Les fabliaux des animaux est un ouvrage paru aux Éditions Belle Émeraude, en 2017.

Ces éditions nous ont habitué à des ouvrages de qualité ; celui-ci ne fait pas défaut à la règle : Les fabliaux des animaux est superbement illustré, il est de surcroît très bien écrit ; les textes font appel à plusieurs registres de langue, du familier jusqu’au soutenu, le tout sous une forme rimée (et rythmée) tout à fait attrayante.

Chaque fabliau recèle en son coeur une idée morale. Certains sont comiques, d’autres émeuvent…

Son format est agréable, ni trop grand, ni trop petit ; il met en valeur tant le texte que les illustrations. Broché, il compte 77 pages.

Cela fait quelques mois que je l’ai en ma possession, mais je n’avais eu le temps de m’y plonger. Entre temps, je réfléchissais beaucoup à l’emploi que nous pouvons en faire dans le cadre de l’instruction en famille de nos enfants avec la pédagogie Steiner.
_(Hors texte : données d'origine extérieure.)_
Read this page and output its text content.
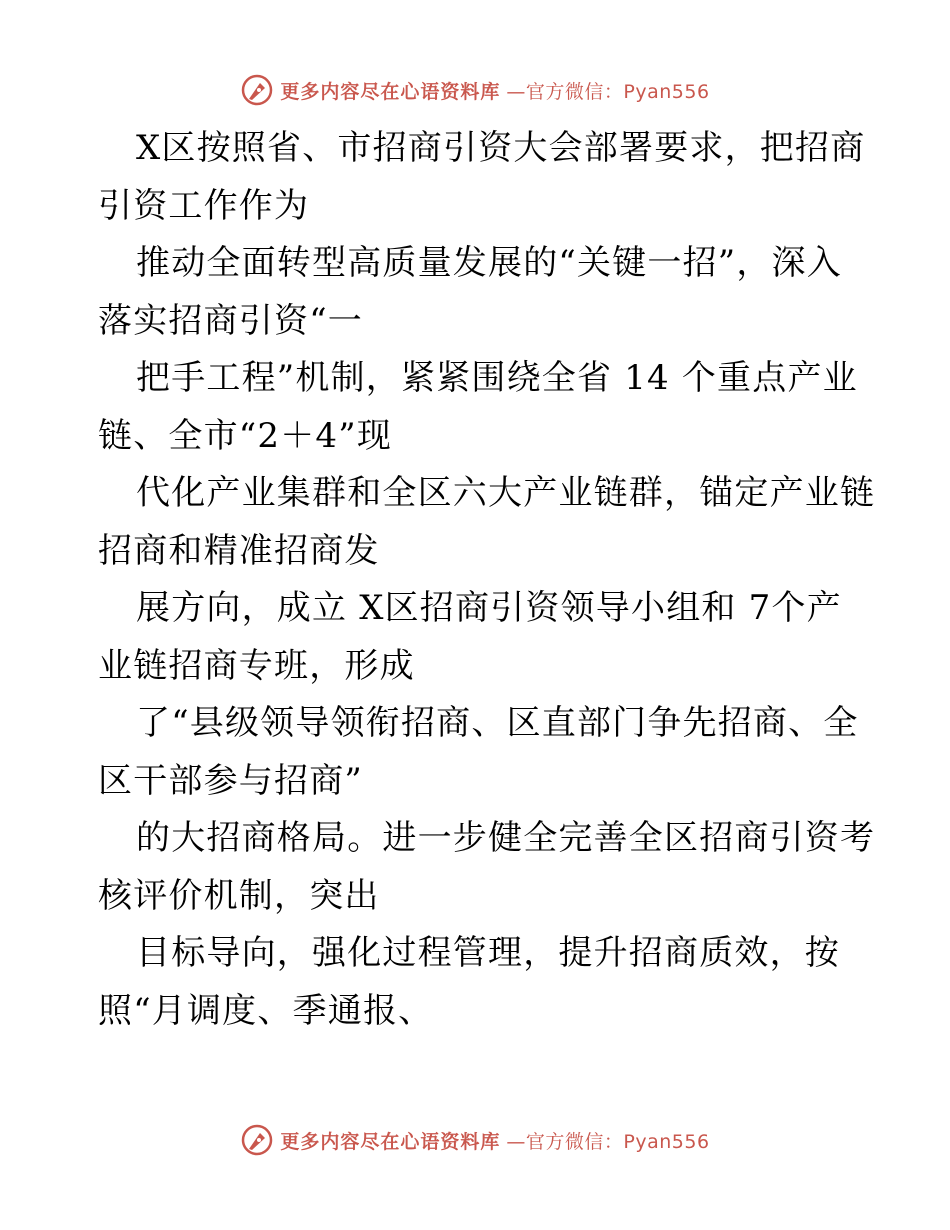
更多内容尽在心语资料库 —官方微信：Pyan556
X区按照省、市招商引资大会部署要求，把招商
引资工作作为
推动全面转型高质量发展的“关键一招”，深入
落实招商引资“一
把手工程”机制，紧紧围绕全省 14 个重点产业
链、全市“2＋4”现
代化产业集群和全区六大产业链群，锚定产业链
招商和精准招商发
展方向，成立 X区招商引资领导小组和 7个产
业链招商专班，形成
了“县级领导领衔招商、区直部门争先招商、全
区干部参与招商”
的大招商格局。进一步健全完善全区招商引资考
核评价机制，突出
目标导向，强化过程管理，提升招商质效，按
照“月调度、季通报、
更多内容尽在心语资料库 —官方微信：Pyan556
Après lecture, ma préférence va à une utilisation pour la classe 2 dans laquelle il est traditionnel de faire un bloc de travail sur les fables. Il pourrait aussi éventuellement convenir à un enfant de classe 4, durant laquelle l’homme et l’animal est également le thème d’un bloc. Cependant, Les fabliaux des animaux me semble davantage convenir à la deuxième classe, de par son propos.

Alors, je me suis dit qu’il serait intéressant pour vous de vous montrer comment on peut utiliser un tel livre pour construire un bloc de travail en Français. Il est bien entendu que c’est ma façon de travailler un bloc et qu’il peut y en avoir bien d’autres.

Vous pouvez choisir au préalable de ne l’utiliser qu’en tout ou partie ; voire même de ne l’utiliser qu’en lecture offerte accompagnant le bloc en enrichissement. Dans ce dernier cas, vous n’avez donc rien à préparer, mais simplement à en organiser sa lecture au cours des semaines que durera votre bloc de travail.

Dans le cas où vous choisissez de vous baser sur Les fabliaux des animaux pour construire votre bloc, vous devrez trancher sur la question de savoir si vous l’utilisez en entier, ou bien n’empruntez que certains des fabliaux que vous compléterez par, par exemple, quelques fables de La Fontaine, ou bien des fables bretonnes comme je l’avais fait avec nos filles. Bien sûr vous n’êtes pas obligés de faire des fabliaux bretons avec vos enfants ! C’est juste une manière de vous montrer comment on peut personnaliser l’instruction de nos enfants : nos filles ont depuis toujours baigné dans le terroir finistérien et ces fabliaux avaient du sens pour elles, à plus d’un titre.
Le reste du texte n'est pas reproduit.